Enzymolysis of DNA
Exp. 3: Enzymolysis of DNA
【Objective】
1. To learn and understand the concepts, principles and the characteristics of
restriction enzymes.
2. To become familiar with the experimental procedures of DNA enzymolysis.
3. To become able to cleave DNA chains with restriction enzymes and analyze
the DNA fragments.
【Principle】
A restriction enzyme is an enzyme that catalyzes the cleavage of
double-stranded DNA at specific sites to produce discrete fragments. Restriction
enzyme is also called as restriction endonuclease. The DNA fragments cleaved by
restriction enzymes can be rejoined by enzymes known as ligases, provided the
base sequences of their ends are complementary. Therefore, many techniques in
molecular biology and genetic engineering rely on restriction enzymes.
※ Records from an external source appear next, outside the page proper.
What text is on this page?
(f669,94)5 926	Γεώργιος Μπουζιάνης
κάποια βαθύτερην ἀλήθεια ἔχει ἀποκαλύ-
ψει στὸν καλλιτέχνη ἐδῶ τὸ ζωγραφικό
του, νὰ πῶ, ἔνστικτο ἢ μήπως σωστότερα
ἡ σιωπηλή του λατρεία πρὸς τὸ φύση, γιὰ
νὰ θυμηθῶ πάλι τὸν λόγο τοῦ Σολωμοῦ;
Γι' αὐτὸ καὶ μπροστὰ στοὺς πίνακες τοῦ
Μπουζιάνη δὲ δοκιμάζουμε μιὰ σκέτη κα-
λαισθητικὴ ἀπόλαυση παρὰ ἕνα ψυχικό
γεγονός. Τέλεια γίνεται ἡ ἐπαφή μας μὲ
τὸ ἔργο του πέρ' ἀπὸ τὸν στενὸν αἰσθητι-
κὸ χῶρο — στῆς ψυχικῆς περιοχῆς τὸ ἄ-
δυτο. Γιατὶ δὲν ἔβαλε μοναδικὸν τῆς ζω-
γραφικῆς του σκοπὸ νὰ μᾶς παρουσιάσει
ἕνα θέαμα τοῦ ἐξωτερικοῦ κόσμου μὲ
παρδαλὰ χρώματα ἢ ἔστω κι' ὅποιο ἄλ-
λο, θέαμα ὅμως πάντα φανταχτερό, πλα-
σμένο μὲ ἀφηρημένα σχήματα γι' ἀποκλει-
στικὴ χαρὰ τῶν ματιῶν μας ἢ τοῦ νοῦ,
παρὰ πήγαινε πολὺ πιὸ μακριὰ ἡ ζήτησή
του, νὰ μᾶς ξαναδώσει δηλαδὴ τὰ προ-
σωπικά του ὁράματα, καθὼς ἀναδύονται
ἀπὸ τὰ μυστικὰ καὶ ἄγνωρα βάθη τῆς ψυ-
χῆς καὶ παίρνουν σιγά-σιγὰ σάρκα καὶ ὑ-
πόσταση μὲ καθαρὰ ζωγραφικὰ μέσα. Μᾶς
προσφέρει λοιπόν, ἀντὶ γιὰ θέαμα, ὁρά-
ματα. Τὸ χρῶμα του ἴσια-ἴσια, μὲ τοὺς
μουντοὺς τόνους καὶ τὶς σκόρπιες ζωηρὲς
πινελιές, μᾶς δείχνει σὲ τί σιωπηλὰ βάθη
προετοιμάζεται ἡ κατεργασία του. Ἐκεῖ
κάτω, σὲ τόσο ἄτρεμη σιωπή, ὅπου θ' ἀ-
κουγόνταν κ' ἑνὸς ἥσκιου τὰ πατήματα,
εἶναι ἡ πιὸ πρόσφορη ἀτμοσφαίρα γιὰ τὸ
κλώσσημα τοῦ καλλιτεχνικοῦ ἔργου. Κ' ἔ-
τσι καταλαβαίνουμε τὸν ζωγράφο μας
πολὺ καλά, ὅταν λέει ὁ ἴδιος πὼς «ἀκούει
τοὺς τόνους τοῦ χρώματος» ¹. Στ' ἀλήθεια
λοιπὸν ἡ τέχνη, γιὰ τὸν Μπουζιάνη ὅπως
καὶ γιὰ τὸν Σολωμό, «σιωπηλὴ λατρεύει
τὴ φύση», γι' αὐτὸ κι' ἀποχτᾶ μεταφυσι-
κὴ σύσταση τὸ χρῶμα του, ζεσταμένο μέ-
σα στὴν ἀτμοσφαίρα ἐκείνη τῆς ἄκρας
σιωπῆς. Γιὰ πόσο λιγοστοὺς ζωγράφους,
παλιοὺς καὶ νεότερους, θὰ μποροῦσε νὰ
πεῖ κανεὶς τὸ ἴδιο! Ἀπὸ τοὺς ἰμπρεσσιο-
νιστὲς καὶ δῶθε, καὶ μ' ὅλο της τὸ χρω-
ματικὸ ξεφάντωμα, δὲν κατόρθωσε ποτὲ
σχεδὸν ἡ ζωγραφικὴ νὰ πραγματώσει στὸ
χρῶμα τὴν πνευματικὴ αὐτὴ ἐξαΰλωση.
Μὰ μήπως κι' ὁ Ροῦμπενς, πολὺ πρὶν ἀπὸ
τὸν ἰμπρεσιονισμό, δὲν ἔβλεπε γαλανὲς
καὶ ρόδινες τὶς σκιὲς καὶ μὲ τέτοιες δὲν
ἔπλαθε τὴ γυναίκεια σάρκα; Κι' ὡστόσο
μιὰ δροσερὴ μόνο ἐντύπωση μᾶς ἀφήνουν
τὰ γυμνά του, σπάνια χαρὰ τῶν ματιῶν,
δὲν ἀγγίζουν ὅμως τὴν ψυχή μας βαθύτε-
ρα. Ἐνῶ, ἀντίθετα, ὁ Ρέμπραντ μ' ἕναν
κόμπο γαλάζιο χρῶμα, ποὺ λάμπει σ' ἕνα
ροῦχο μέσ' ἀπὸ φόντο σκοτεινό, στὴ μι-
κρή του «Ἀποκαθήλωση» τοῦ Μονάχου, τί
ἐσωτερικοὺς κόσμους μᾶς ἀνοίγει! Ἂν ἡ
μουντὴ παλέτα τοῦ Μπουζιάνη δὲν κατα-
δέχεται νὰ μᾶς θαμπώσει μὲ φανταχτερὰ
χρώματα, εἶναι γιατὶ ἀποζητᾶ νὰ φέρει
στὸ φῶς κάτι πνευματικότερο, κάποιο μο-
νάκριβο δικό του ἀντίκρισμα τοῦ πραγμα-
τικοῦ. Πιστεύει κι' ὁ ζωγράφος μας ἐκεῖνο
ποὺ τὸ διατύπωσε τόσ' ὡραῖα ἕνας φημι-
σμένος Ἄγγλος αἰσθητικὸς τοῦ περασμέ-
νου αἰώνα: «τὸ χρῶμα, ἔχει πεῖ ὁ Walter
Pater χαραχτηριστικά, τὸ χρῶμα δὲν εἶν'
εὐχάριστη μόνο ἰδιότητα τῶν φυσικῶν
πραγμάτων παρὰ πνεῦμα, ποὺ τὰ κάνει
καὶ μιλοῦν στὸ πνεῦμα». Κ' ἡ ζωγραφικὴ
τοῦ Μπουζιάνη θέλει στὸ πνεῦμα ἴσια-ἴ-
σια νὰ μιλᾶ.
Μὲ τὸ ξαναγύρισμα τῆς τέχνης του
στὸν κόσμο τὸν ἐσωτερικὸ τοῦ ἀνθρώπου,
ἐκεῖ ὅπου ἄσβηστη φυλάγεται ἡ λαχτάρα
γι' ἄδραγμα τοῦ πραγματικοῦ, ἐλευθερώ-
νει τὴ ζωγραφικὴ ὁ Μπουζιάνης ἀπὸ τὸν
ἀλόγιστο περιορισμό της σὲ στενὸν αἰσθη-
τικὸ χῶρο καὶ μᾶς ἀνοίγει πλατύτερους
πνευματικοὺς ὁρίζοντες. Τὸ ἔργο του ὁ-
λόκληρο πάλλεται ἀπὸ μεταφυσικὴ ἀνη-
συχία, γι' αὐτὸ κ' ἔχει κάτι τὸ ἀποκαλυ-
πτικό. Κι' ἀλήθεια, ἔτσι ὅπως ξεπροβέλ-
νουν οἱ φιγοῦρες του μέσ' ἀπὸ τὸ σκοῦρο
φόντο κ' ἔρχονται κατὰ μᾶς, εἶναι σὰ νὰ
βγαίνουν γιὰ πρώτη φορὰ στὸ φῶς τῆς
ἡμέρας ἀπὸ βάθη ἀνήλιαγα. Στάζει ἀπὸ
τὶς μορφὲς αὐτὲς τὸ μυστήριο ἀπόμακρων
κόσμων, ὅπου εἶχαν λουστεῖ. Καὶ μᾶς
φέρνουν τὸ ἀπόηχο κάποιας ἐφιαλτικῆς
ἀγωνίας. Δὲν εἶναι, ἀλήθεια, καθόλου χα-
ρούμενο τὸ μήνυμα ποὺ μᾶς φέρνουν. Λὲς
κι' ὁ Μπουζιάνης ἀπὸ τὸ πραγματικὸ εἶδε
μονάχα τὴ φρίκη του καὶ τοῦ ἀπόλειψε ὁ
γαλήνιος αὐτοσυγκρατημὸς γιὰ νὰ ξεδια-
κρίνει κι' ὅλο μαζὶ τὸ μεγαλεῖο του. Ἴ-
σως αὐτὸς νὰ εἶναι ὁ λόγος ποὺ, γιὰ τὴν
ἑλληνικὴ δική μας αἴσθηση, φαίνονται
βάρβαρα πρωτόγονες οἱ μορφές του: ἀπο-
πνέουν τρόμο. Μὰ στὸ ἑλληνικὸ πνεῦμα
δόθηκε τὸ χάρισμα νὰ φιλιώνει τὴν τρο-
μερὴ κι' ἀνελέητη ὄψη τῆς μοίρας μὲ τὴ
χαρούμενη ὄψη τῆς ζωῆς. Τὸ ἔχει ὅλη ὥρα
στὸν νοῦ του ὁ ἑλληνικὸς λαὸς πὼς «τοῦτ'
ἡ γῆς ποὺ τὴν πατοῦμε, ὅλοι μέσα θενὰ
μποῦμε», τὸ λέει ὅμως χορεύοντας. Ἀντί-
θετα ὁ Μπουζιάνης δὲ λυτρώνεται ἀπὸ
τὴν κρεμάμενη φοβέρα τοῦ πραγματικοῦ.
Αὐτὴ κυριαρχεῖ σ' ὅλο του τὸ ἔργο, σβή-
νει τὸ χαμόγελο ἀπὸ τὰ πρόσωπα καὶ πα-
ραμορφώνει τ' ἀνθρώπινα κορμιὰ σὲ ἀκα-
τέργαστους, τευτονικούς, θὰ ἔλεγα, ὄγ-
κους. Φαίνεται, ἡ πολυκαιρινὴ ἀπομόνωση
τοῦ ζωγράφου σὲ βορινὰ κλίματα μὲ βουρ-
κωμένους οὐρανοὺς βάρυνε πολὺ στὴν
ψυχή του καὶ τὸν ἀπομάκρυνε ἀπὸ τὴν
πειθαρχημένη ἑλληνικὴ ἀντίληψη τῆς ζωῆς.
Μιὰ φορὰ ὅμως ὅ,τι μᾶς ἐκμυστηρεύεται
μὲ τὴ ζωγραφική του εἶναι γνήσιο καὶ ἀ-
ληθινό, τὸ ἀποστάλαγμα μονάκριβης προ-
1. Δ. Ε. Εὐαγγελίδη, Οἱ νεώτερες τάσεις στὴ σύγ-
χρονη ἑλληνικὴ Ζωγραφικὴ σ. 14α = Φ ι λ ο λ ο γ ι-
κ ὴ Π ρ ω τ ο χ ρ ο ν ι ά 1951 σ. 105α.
The term restriction comes from the fact that these enzymes were discovered in
E.coli strains that appears to restrict the infection by certain bacteriophages.
Restriction enzymes, therefore, are believed to be involved in bacteria to resist viral
attack and to help in the removal of viral sequence.
Rather than cutting DNA indiscriminately, restriction enzymes cleave DNA
double-helical strands that contain particular nucleotide sequences, meaning that
the restriction enzymes will make incisions only within that sequences known as
“recognition sequences”.
Recognition sequences are usually four to eight nucleotides long. Many
recognition sequences are palindromic, that is, the sequence on one strand reads the
same in the opposite direction on the complementary strand. The meaning of
“palindromic” in this context is different from what one might expect from its
linguistic usage: GTAATG is not a palindromic DNA sequence, but GTATAC is.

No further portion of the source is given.